Fatte tali premesse, i giudici della Corte evidenziano come la motivazione della sentenza impugnata devia dall'alveo dei richiamati principi, avendo ritenuto sussistente la completezza dell'informazione in ordine all'intervento chirurgico di cheratosi radiale, anche per ciò che atteneva alle relative conseguenze pregiudizievoli, in evidente contraddizione, però, con l'effettiva portata del contenuto dell'opuscolo consegnato alla paziente, da porsi in correlazione con gli esiti dell'accertamento medico d'ufficio - che la stessa Corte territoriale fa propri, come premessa dell'ulteriore sviluppo argomentativo, a fondamento della decisione - là dove detto accertamento era nel senso che anche la complicanza della "regressione dell'effetto correttivo inizialmente ottenuto" era da ascriversi tra gli "eventi possibili di rilevanza statistica in interventi eseguiti, come quello in esame, correttamente". La Corte d'Appello, infatti, aveva evidenziato che, attraverso la consegna da parte del medico oculista alla donna di un "depliant informativo, dallo stesso oculista redatto", la paziente fosse stata adeguatamente informata sulla portata e sui rischi dell'intervento di cheratomia radiale (poi eseguito del tutto correttamente dal sanitario) e, segnatamente, sulle complicanze successivamente insorte a carico della stessa paziente, mancando però di considerare quella della regressione del visus - quale conseguenza pregiudizievole di maggior rilievo occorsa alla donna -, che nel predetto depliant non veniva indicata, essendo evento diametralmente opposto quello di un possibile "residuo difetto visivo, seppure di molto inferiore a quello di partenza".

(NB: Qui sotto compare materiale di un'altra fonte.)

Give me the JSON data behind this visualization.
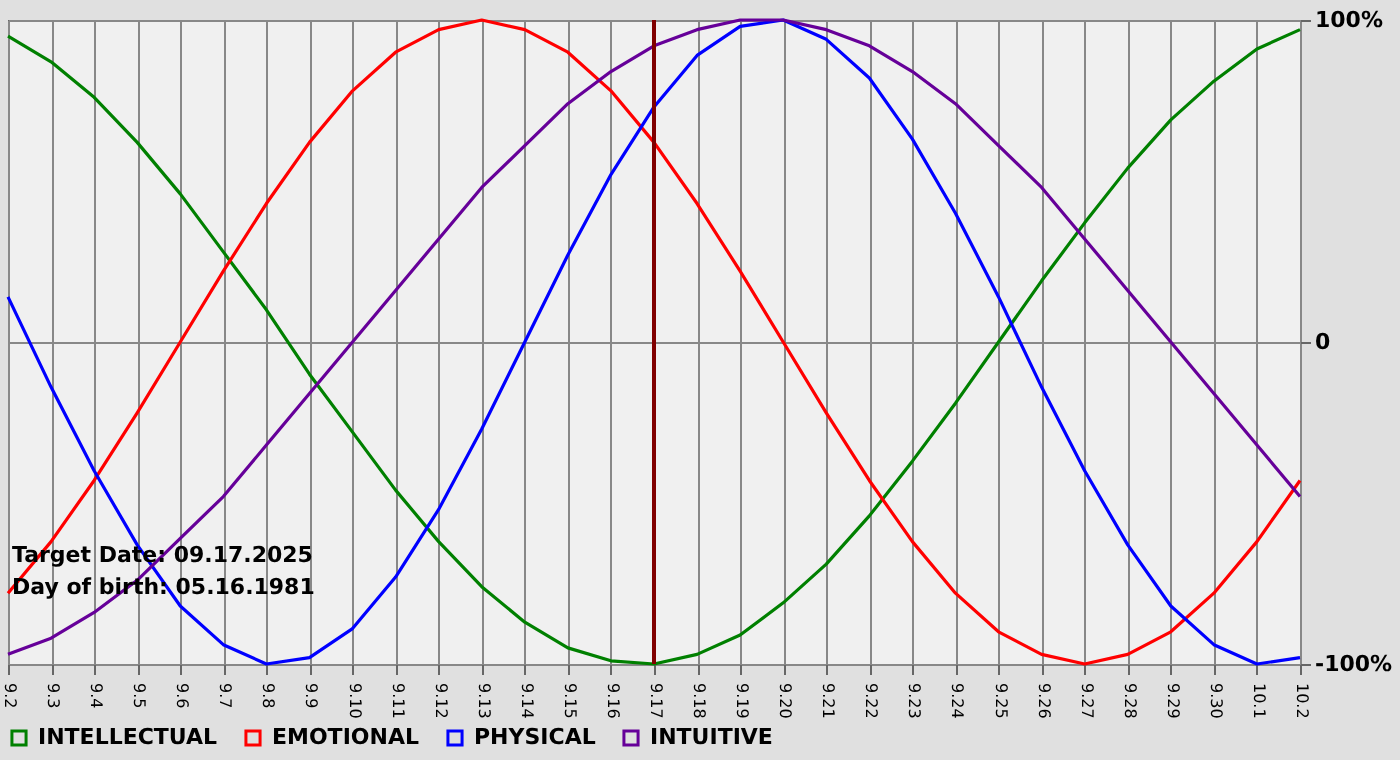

Rimane, infine, su un piano di una mera e inammissibile presuntio de presumpto, in quanto del tutto sfornita di oggettivo riscontro, la circostanza che la paziente, in quanto già sottopostasi ad analogo intervento chirurgico poche settimana prima, fosse stata adeguatamente informata su tutte le relative complicanze. In ogni caso, ove pure (in ipotesi) riscontrabile l'anzidetta circostanza, ciò non esimerebbe il medico che interviene successivamente ad acquisire il consapevole, completo ed effettivo consenso del paziente tramite una rinnovata informazione sulla prestazione medica che si va ad effettuare.
Alla luce di tali argomentazioni, i giudici della Suprema Corte cassavano la sentenza impugnata e rinviavano la causa alla Corte d'Appello territoriale, in diversa composizione, per procedere, in riferimento alla domanda risarcitoria per lesione del diritto alla salute, ad una nuova e preliminare delibazione in ordine alla sussistenza del consenso informato della paziente all'intervento di cheratomia radiale eseguito dal medico oculista.